Aku sangat menanti-nantikan TUHAN; lalu Ia menjenguk kepadaku dan mendengar teriakku minta tolong. —Mazmur 40:2
Dengan begitu banyaknya media komunikasi instan dewasa ini, ketidaksabaran kita dalam menantikan jawaban dari seseorang terkadang sangat menggelikan. Seorang kenalan saya mengirim e-mail kepada istrinya, tetapi ia kemudian menghubungi istrinya itu dengan telepon genggam karena merasa tidak sabar dalam menunggu jawabannya!

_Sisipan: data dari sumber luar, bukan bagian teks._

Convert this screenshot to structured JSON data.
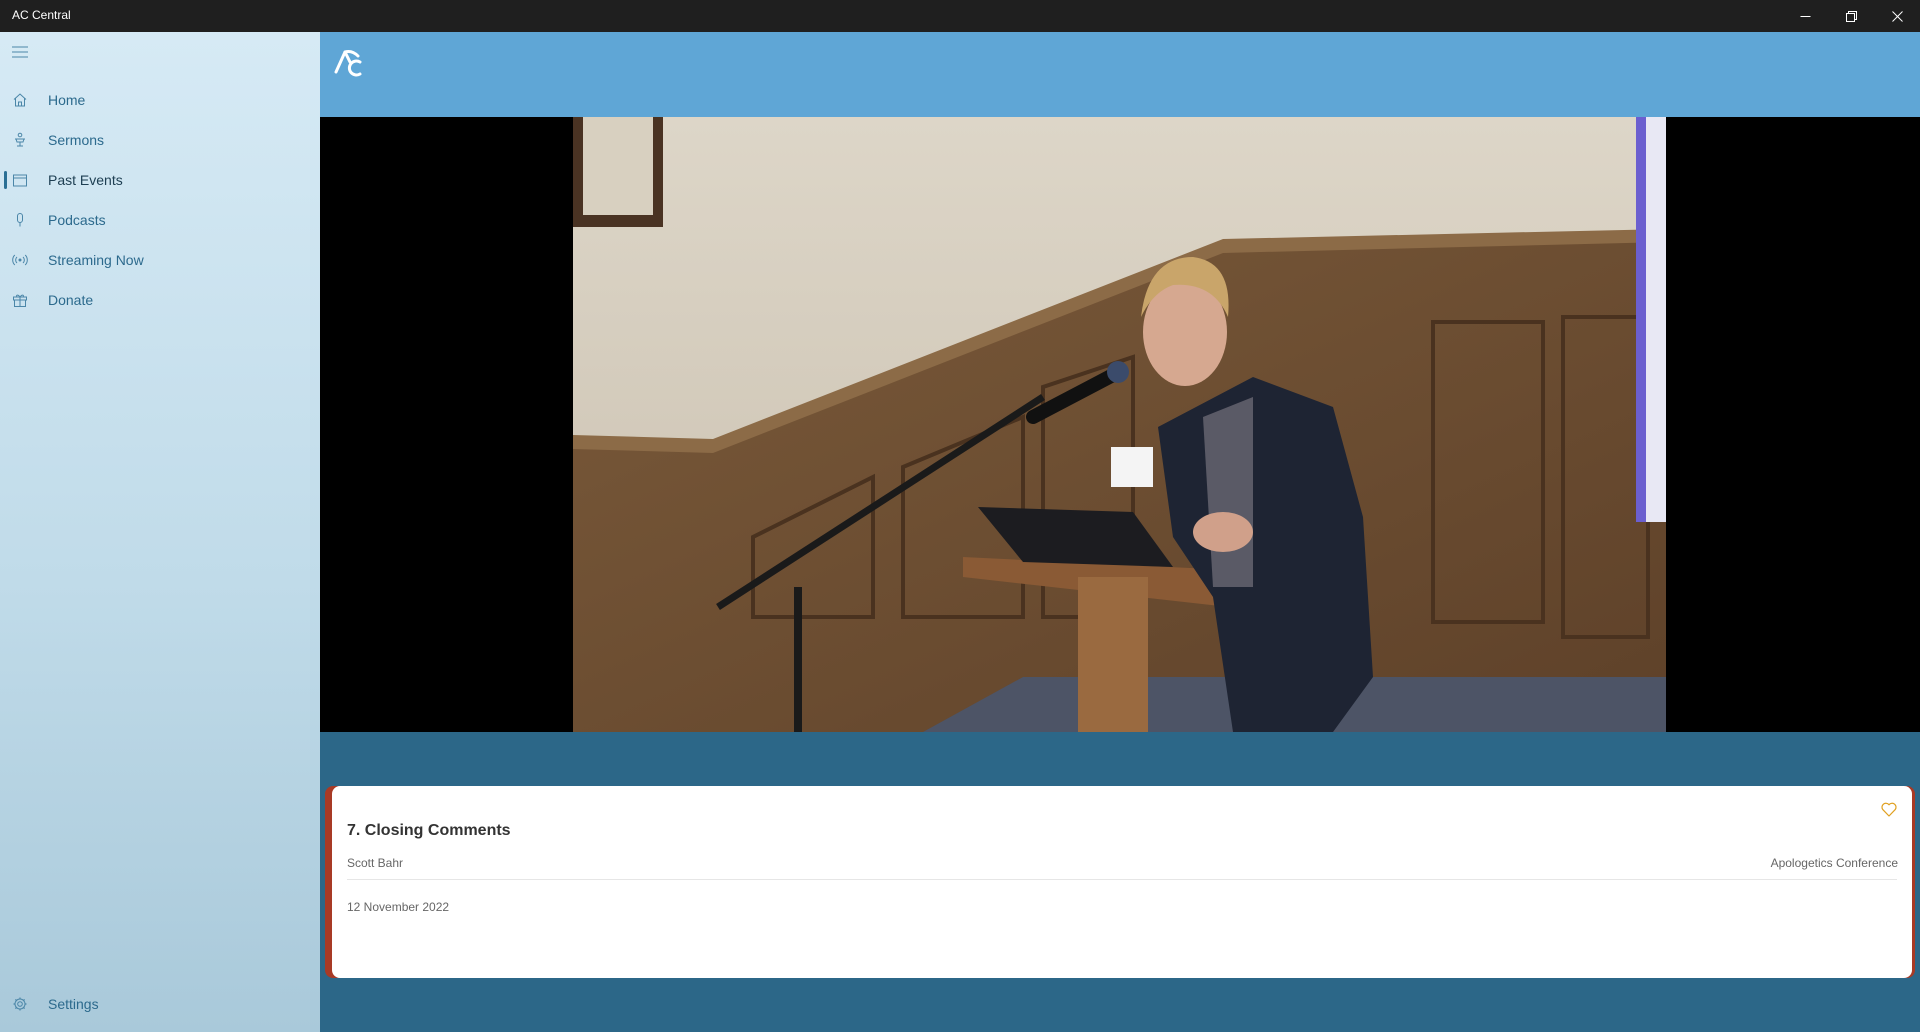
{
  "window": {
    "title": "AC Central",
    "controls": {
      "minimize": "minimize-icon",
      "maximize": "restore-icon",
      "close": "close-icon"
    }
  },
  "sidebar": {
    "menu_icon": "hamburger-icon",
    "items": [
      {
        "label": "Home",
        "icon": "home-icon",
        "selected": false
      },
      {
        "label": "Sermons",
        "icon": "pulpit-icon",
        "selected": false
      },
      {
        "label": "Past Events",
        "icon": "calendar-icon",
        "selected": true
      },
      {
        "label": "Podcasts",
        "icon": "microphone-icon",
        "selected": false
      },
      {
        "label": "Streaming Now",
        "icon": "broadcast-icon",
        "selected": false
      },
      {
        "label": "Donate",
        "icon": "gift-icon",
        "selected": false
      }
    ],
    "settings": {
      "label": "Settings",
      "icon": "gear-icon"
    }
  },
  "header": {
    "logo": "ac-logo"
  },
  "video": {
    "description": "speaker-at-podium"
  },
  "event_card": {
    "title": "7. Closing Comments",
    "speaker": "Scott Bahr",
    "event": "Apologetics Conference",
    "date": "12 November 2022",
    "favorite_icon": "heart-icon"
  },
  "colors": {
    "titlebar": "#1f1f1f",
    "header": "#5fa6d6",
    "content_bg": "#2c6788",
    "accent": "#a83a25",
    "nav_text": "#2c6a8d",
    "favorite": "#e0a020"
  }
}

Terkadang kita merasa bahwa Allah telah mengecewakan kita karena Dia tidak segera menjawab doa kita. Sering kali sikap kita menjadi, “Jawablah aku dengan segera, ya TUHAN, sudah habis semangatku!” (Mzm. 143:7).
Namun menantikan Tuhan dapat mengubah kita menjadi seseorang yang bertumbuh dalam iman. Raja Daud sudah bertahun-tahun menantikan saatnya ia dinobatkan menjadi raja dan melarikan diri dari Saul yang murka kepadanya. Daud menulis, “Nantikanlah TUHAN! Kuatkanlah dan teguhkanlah hatimu! Ya, nantikanlah TUHAN!” (Mzm. 27:14). Dan dalam mazmur lainnya, ia menguatkan kita dengan perkataan ini, “Aku sangat menanti-nantikan TUHAN; lalu Ia menjenguk kepadaku dan mendengar teriakku minta tolong. . . . Ia menempatkan kakiku di atas bukit batu, menetapkan langkahku” (40:2-3). Daud tumbuh menjadi “seorang yang berkenan di hati [Allah]” dengan jalan menantikan Tuhan (Kis. 13:22; lih. 1Sam. 13:14).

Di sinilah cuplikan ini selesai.